また、普及モデルのデザインにあたって、製造コストが問題となります。製造コストを下げるためのアプローチとして、現地で調達・運用可能なローカルテクノロジー・ローカルマテリアルを選択する必要があります。現地調査の結果、コスト面でプラスチックを大幅に下回るセラミックの鋳造技術がすでに普及していることから、コンセプトモデルにてABSで制作されている部分の代替としてセラミックを利用できます。しかしながら、酸化防止のための空気吸引具についてはゴムなどを用いた弁が必要となり、コストが高くなる可能性が依然として残ります。
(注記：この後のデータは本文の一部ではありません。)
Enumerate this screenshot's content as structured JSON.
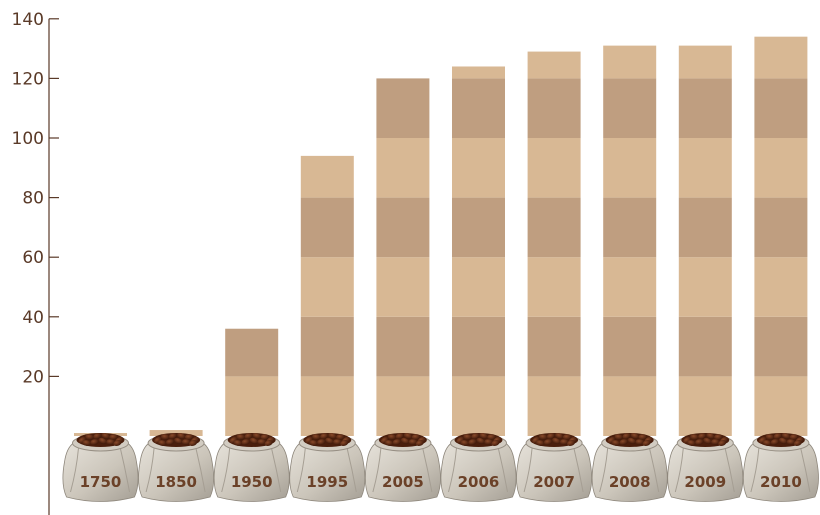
{
  "chart_data": {
    "type": "bar",
    "title": "",
    "xlabel": "",
    "ylabel": "",
    "ylim": [
      0,
      140
    ],
    "yticks": [
      20,
      40,
      60,
      80,
      100,
      120,
      140
    ],
    "categories": [
      "1750",
      "1850",
      "1950",
      "1995",
      "2005",
      "2006",
      "2007",
      "2008",
      "2009",
      "2010"
    ],
    "values": [
      1,
      2,
      36,
      94,
      120,
      124,
      129,
      131,
      131,
      134
    ],
    "grid": false,
    "legend": "none",
    "colors": {
      "light": "#d8b894",
      "dark": "#bf9e80",
      "axis": "#5a3a28",
      "text": "#6b4128"
    },
    "marker_icon": "coffee-bean-sack-icon"
  }
}
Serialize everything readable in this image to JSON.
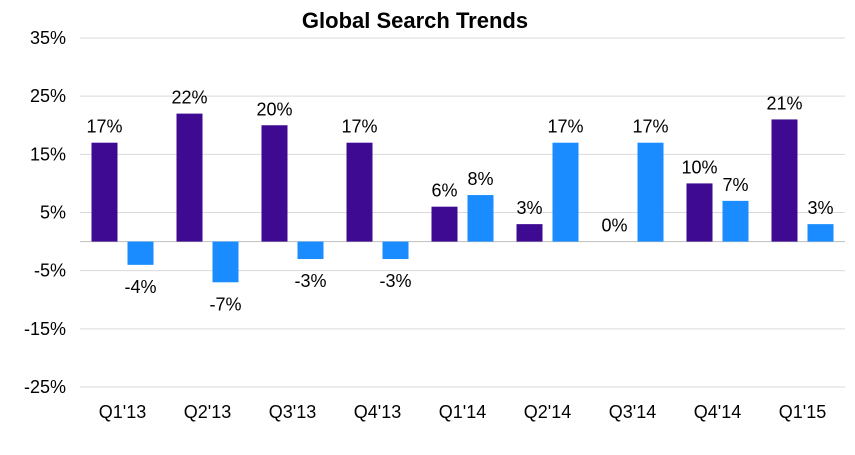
{
  "chart_data": {
    "type": "bar",
    "title": "Global  Search Trends",
    "xlabel": "",
    "ylabel": "",
    "categories": [
      "Q1'13",
      "Q2'13",
      "Q3'13",
      "Q4'13",
      "Q1'14",
      "Q2'14",
      "Q3'14",
      "Q4'14",
      "Q1'15"
    ],
    "ylim": [
      -25,
      35
    ],
    "yticks": [
      -25,
      -15,
      -5,
      5,
      15,
      25,
      35
    ],
    "ytick_labels": [
      "-25%",
      "-15%",
      "-5%",
      "5%",
      "15%",
      "25%",
      "35%"
    ],
    "grid": true,
    "legend": "none",
    "series": [
      {
        "color": "#3d0a91",
        "values": [
          17,
          22,
          20,
          17,
          6,
          3,
          0,
          10,
          21
        ],
        "labels": [
          "17%",
          "22%",
          "20%",
          "17%",
          "6%",
          "3%",
          "0%",
          "10%",
          "21%"
        ]
      },
      {
        "color": "#1a8cff",
        "values": [
          -4,
          -7,
          -3,
          -3,
          8,
          17,
          17,
          7,
          3
        ],
        "labels": [
          "-4%",
          "-7%",
          "-3%",
          "-3%",
          "8%",
          "17%",
          "17%",
          "7%",
          "3%"
        ]
      }
    ]
  }
}
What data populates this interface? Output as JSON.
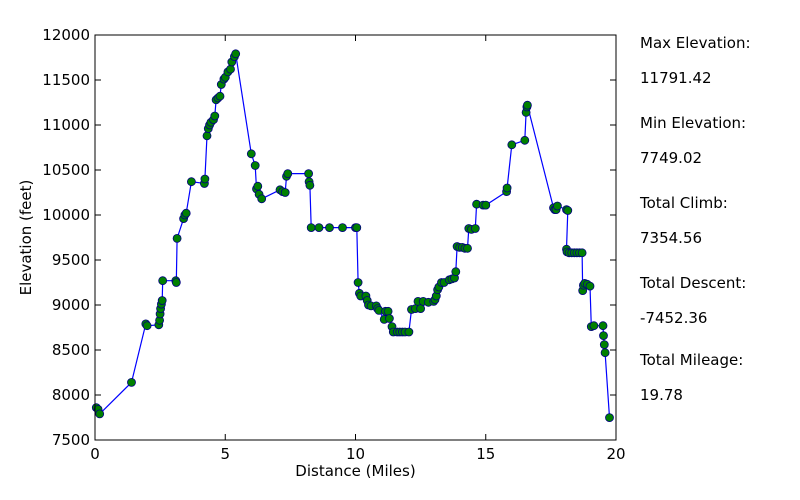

第1回現地テストでは、Wanic Toolkitのコンセプトモデルを用いたWanic製造可能性について検証し、すでに述べたように、いくつかの改良点に関するフィードバックを得ることができました。これらのフィードバックにもとづいて、Wanic Toolkitの普及モデルの開発に着手しました。

まとめ

今回は、ソリューションモデル構築以後の「プロトタイピングと現地テスト」の前編として、ココナッツワイン”Wanic”と、Wanicを製造するためのツールキット”Wanic Toolkit”のコンセプトモデルについて、キットの概要、キットを用いたWanicの製造プロセス、ならびに、第1回現地テストとそこでのフィードバックを中心に説明しました。

次回は、第1回現地テスト結果を受けてデザインされた普及モデル、第2回現地テスト、さらには第2回現地テストをもとにした普及モデルの改良までを説明します。